Азаров обернулся к нему.
Прикрыл дверцу шкафа. Подошел к Попову.
— Павел Романович при смерти, — сказал Азаров. — Ты что, не знаешь ничего?
Попов отрицательно покачал головой. Он молча смотрел на Азарова. Смысл его слов не сразу доходил до Попова.
— Ну да, — сказал Азаров. — Некогда было… Свою блестящую диссертацию защищал.
Попов молчал.
— Что ты сказал ему… тогда, по телефону? — спросил Азаров.
Попов не ответил.
Люди на кафедре молча, в упор смотрели на него: старик Никитинский, Ольга Петровна, Нефедов…
— Я спрашиваю: что ты ему сказал из кабинета директора? — повторил Азаров.
Попов повернулся и вышел за дверь.
В институтском коридоре царило обычное оживление.
Прошла группа студентов, поздоровалась с Поповым — он ее не заметил.
Кто-то его окликнул:
— С диссертацией вас!
Попов не услышал, прошел мимо. Оказался на лестничной площадке.
Стал медленно спускаться. На середине последнего пролета он остановился.
В вестибюле перед каким-то объявлением толпились люди.
Попов вгляделся.
Люди молча толпились перед траурным объявлением. Страничка текста и фотография в широкой черной рамке.
Попов сделал шаг. Потом другой. Потом опрометью бросился вниз.
Расталкивая людей, пробирался он к стене с траурным объявлением.
Из-за чьих-то плеч и голов наконец увидел…
С белого листа бумаги, с фотографии в широкой черной рамке смотрело на него лицо пожилой женщины. Не Павла Романовича — чужой, посторонней женщины.

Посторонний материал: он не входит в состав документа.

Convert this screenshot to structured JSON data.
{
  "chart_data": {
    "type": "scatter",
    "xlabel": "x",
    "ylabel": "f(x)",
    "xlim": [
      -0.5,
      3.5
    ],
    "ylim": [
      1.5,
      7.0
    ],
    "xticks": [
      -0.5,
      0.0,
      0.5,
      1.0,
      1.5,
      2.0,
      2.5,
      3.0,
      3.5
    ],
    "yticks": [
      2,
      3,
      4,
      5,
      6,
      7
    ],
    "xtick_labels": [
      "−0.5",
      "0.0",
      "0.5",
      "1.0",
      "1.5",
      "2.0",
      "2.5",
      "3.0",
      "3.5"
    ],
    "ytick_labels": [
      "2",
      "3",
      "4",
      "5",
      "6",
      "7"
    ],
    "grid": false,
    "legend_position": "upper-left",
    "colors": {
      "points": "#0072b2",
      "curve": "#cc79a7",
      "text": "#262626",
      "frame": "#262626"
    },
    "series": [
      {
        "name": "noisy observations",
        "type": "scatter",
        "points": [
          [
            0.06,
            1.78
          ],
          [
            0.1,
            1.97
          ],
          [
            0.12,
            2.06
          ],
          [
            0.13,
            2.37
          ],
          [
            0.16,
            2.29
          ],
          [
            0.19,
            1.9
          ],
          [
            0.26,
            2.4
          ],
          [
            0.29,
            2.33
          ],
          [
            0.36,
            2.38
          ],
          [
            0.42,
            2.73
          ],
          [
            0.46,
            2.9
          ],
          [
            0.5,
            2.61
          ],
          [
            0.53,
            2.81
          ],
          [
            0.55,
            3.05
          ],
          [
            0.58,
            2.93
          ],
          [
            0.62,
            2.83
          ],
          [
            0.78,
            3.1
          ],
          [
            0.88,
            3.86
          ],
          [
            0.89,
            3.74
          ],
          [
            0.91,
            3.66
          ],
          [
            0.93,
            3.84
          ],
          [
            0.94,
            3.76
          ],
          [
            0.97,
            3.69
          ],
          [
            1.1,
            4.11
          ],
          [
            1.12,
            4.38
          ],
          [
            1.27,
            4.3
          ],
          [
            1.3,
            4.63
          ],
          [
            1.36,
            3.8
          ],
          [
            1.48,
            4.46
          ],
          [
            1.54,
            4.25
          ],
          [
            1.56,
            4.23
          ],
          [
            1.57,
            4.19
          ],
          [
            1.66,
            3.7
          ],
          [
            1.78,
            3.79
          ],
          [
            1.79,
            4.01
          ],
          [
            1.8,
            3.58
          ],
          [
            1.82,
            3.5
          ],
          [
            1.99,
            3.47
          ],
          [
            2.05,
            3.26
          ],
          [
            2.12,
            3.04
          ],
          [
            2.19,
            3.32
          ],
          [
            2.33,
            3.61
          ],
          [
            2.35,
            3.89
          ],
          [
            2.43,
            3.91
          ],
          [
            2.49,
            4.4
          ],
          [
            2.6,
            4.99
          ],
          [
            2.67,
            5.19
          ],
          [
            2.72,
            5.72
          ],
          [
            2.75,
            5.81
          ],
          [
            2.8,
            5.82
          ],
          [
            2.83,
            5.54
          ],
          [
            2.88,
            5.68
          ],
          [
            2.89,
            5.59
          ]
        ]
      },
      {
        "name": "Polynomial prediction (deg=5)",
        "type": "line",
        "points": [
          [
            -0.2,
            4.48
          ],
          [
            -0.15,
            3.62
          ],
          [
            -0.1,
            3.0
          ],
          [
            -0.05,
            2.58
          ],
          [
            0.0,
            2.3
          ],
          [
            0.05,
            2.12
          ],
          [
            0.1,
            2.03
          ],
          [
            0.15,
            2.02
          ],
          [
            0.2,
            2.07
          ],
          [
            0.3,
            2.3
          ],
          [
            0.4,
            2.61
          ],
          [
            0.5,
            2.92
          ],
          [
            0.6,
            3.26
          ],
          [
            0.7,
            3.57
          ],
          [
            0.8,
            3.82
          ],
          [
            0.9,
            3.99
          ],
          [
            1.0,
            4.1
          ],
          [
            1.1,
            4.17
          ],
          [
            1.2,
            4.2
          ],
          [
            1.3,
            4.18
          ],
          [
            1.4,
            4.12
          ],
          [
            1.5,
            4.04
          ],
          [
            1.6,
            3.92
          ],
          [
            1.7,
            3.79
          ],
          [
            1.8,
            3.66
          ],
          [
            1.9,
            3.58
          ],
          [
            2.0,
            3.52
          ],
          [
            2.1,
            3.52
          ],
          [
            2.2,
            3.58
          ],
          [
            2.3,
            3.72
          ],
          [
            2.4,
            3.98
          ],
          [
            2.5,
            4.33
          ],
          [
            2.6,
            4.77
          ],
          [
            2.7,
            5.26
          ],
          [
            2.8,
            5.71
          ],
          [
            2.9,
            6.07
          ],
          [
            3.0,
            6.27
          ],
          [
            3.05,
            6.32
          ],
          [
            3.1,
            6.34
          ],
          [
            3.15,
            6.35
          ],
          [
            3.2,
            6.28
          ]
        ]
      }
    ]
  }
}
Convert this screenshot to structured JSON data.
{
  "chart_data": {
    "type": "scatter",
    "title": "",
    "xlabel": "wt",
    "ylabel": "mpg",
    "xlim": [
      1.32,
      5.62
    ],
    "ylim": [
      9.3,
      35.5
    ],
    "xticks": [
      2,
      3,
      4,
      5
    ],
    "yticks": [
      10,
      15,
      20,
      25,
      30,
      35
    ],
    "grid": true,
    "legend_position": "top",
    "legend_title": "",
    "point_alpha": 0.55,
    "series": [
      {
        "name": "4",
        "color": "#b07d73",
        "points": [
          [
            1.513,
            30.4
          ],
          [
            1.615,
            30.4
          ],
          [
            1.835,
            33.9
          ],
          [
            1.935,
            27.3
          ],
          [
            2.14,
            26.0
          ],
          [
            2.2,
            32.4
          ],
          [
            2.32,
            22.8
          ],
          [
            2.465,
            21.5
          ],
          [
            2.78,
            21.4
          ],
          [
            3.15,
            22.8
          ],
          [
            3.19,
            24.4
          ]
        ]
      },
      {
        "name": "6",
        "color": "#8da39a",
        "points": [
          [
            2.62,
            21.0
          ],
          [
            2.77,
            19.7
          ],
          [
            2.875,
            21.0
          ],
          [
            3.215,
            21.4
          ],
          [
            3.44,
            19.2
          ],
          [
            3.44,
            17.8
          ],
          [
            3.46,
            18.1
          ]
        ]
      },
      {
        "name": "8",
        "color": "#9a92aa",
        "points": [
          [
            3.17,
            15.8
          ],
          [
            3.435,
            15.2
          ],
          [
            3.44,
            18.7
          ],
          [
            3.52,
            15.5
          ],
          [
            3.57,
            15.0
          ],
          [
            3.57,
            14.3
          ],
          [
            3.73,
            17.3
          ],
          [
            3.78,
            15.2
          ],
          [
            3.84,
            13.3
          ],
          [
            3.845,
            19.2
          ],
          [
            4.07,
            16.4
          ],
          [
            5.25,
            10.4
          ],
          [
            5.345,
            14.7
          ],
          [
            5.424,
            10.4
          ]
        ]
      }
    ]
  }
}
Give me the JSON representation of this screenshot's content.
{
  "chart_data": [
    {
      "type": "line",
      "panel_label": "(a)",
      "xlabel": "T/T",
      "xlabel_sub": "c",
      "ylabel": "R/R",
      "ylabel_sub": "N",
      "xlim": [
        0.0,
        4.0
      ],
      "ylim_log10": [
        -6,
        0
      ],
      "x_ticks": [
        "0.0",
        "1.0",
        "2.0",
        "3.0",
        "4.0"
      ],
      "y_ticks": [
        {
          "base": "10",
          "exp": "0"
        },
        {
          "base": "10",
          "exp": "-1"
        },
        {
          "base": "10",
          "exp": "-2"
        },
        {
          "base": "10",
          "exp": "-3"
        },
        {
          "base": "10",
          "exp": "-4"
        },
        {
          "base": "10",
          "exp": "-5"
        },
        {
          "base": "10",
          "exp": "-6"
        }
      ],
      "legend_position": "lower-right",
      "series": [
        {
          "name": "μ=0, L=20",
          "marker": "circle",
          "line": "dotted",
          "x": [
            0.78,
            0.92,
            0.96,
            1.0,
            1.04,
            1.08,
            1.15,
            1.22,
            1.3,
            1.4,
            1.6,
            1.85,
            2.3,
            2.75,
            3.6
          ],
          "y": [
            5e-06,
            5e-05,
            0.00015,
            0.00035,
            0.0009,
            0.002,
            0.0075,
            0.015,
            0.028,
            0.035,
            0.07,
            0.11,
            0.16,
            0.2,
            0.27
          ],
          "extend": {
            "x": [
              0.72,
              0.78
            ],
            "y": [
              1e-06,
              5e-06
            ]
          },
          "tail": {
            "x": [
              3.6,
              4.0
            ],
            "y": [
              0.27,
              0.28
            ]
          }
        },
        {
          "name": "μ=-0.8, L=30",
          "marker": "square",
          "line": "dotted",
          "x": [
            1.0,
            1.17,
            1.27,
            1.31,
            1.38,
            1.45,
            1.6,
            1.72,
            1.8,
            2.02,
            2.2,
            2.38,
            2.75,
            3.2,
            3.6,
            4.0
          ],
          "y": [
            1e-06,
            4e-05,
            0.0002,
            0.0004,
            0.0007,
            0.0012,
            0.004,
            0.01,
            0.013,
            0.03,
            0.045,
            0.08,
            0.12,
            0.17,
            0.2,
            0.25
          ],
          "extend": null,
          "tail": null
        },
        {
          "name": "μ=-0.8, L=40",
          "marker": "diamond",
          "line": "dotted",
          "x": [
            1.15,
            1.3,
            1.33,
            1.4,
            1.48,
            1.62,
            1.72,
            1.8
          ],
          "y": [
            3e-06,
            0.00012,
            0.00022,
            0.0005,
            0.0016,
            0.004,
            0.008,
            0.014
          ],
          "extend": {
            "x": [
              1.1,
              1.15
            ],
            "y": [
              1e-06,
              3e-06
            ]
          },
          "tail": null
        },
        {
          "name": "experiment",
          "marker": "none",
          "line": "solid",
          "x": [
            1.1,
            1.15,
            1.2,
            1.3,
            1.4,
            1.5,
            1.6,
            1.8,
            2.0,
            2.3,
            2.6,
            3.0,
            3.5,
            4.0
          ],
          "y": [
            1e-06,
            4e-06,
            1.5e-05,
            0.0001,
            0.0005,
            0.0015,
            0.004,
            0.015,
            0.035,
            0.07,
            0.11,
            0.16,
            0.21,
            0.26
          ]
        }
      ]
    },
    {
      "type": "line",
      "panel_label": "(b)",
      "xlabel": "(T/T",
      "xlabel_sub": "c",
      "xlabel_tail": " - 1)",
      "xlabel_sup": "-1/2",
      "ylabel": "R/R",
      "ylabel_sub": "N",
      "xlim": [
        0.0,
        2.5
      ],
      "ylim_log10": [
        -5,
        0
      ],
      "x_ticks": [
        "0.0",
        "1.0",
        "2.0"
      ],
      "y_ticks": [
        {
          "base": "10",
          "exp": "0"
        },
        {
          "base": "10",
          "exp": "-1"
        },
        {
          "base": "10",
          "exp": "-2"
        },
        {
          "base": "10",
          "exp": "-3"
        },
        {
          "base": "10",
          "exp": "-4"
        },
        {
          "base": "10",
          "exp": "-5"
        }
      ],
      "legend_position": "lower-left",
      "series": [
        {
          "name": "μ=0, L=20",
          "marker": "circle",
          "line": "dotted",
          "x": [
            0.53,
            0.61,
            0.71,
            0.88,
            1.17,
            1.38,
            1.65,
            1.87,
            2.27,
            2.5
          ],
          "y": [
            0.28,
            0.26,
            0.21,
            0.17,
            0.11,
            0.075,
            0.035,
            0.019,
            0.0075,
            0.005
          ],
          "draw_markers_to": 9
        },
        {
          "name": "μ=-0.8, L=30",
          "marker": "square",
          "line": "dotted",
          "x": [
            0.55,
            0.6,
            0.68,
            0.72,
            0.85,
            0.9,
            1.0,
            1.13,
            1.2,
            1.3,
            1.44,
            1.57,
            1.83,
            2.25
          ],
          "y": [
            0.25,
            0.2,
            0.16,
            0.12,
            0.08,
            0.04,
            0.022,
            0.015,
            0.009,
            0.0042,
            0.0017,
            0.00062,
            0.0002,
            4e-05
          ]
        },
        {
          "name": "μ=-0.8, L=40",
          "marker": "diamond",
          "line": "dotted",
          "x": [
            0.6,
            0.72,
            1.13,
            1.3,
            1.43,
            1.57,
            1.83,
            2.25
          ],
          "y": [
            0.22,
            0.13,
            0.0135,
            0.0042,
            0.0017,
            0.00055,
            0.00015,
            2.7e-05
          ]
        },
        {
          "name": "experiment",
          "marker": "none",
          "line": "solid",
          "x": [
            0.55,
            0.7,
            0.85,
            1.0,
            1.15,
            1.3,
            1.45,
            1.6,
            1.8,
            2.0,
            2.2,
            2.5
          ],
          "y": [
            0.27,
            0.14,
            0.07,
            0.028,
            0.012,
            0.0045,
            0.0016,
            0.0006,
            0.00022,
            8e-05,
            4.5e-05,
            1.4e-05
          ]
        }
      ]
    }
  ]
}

Попов поспешил выйти на улицу.
У институтского подъезда остановился. Стоял, смотрел на асфальт, себе под ноги, силился и никак не мог что-то вспомнить.
Наконец вспомнил.
…В промозглый осенний вечер здесь, на этом самом месте, Попов сидел на корточках, а над ним стояла Наташа и протягивала ему пятак.
— Нет, это не интересно, — сказал ей Попов.
— Но вам же нужен пятак, — сказала Наташа.
— Мне совсем не нужен пятак, — возразил Попов. — Мне нужно найти то, что я потерял… Неужели не понятно?
— Как интересно! — весело сказала Наташа.
Она смотрела на Попова и смеялась.
Смеялась громко и счастливо…
Глава четвертая
Объективные обстоятельства
Сергей Владимирович Богураев совершил подвиг. В городе, где он жил, его именем названа улица.
Однако дело это происходило не в опасное военное время, а в мирные безоблачные дни. И вместе с чувством восхищения героическим поступком человека, история эта вызывает еще и острое чувство боли, горечи и гнева по отношению к тем, кто вынудил человека такой поступок совершить. Ибо в подобных случаях героизм одного есть не что иное, как преступное равнодушие и преступная безответственность многих других людей.